KARACHI: The Federal Board of Revenue (FBR) has cancelled the tax exemption certificate earlier granted to Engro Fertilizer Limited for the period of July to December 2025. The decision, taken by the Large Taxpayers Office (LTO) Karachi, has rattled Pakistan’s fertilizer sector and triggered concerns about policy consistency and investor confidence.
The exemption certificate had been issued for Tax Year 2026, allowing Engro Fertilizer to withhold certain taxes. However, FBR has now revoked the facility, citing non-fulfillment of advance tax obligations under Section 153(1)(a) of the Income Tax Ordinance, 2001.
A tax consultant confirmed that the company is now liable to deduct and deposit taxes previously exempted. “This withdrawal has immediate financial implications and creates an environment of uncertainty for future planning,” the consultant added.

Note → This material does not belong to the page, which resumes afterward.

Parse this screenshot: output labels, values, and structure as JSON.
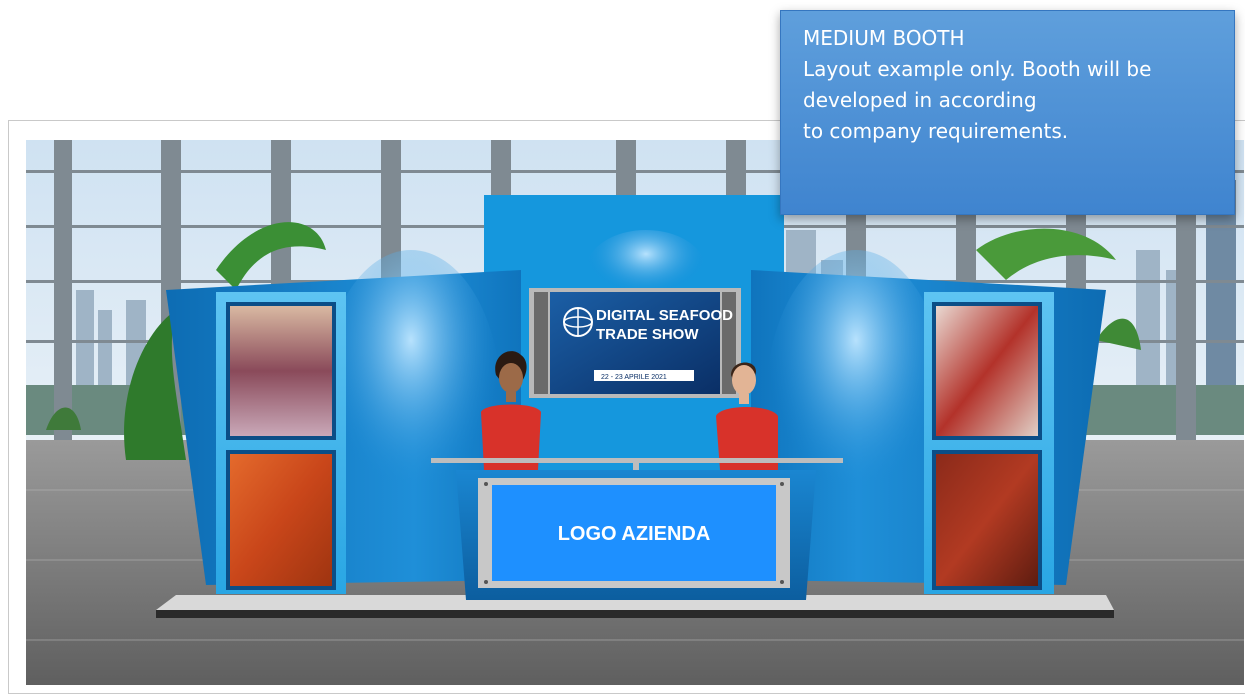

According to sources within LTO Karachi, the revocation was based on an internal assessment that revealed Engro Fertilizer had not paid sufficient advance tax dues. “Compliance with advance tax requirements is essential to sustain such exemptions,” an official said.
The move has provoked sharp criticism from industry professionals and tax experts. They argue that the FBR is unfairly targeting documented sectors, while the informal economy remains largely unregulated. “It sends the wrong signal when a company with transparent operations is penalized, while tax evaders face little scrutiny,” said a senior tax advisor.
Industry players are now worried about a ripple effect on investor confidence. Several consultants reportedly plan to shift operations to tax-friendly countries like the UAE and Saudi Arabia, citing increasingly unpredictable fiscal policies in Pakistan.
Further aggravating the situation, allegations have surfaced that FBR has pre-collected large sums of advance tax intended for FY2026 in order to inflate the revenue numbers for the previous fiscal year. Critics say such tactics undermine the credibility of tax administration and reflect poor governance.
Business groups have urged the Ministry of Finance to immediately intervene and reinstate consistent exemption policies. “Fertilizer is a backbone of our agricultural sector. We need clear and stable tax rules to ensure food security and economic resilience,” said one industry representative.
As pressure mounts, stakeholders are calling for a comprehensive review of current tax strategies, demanding that FBR broaden its efforts to include informal sectors rather than disproportionately targeting compliant businesses.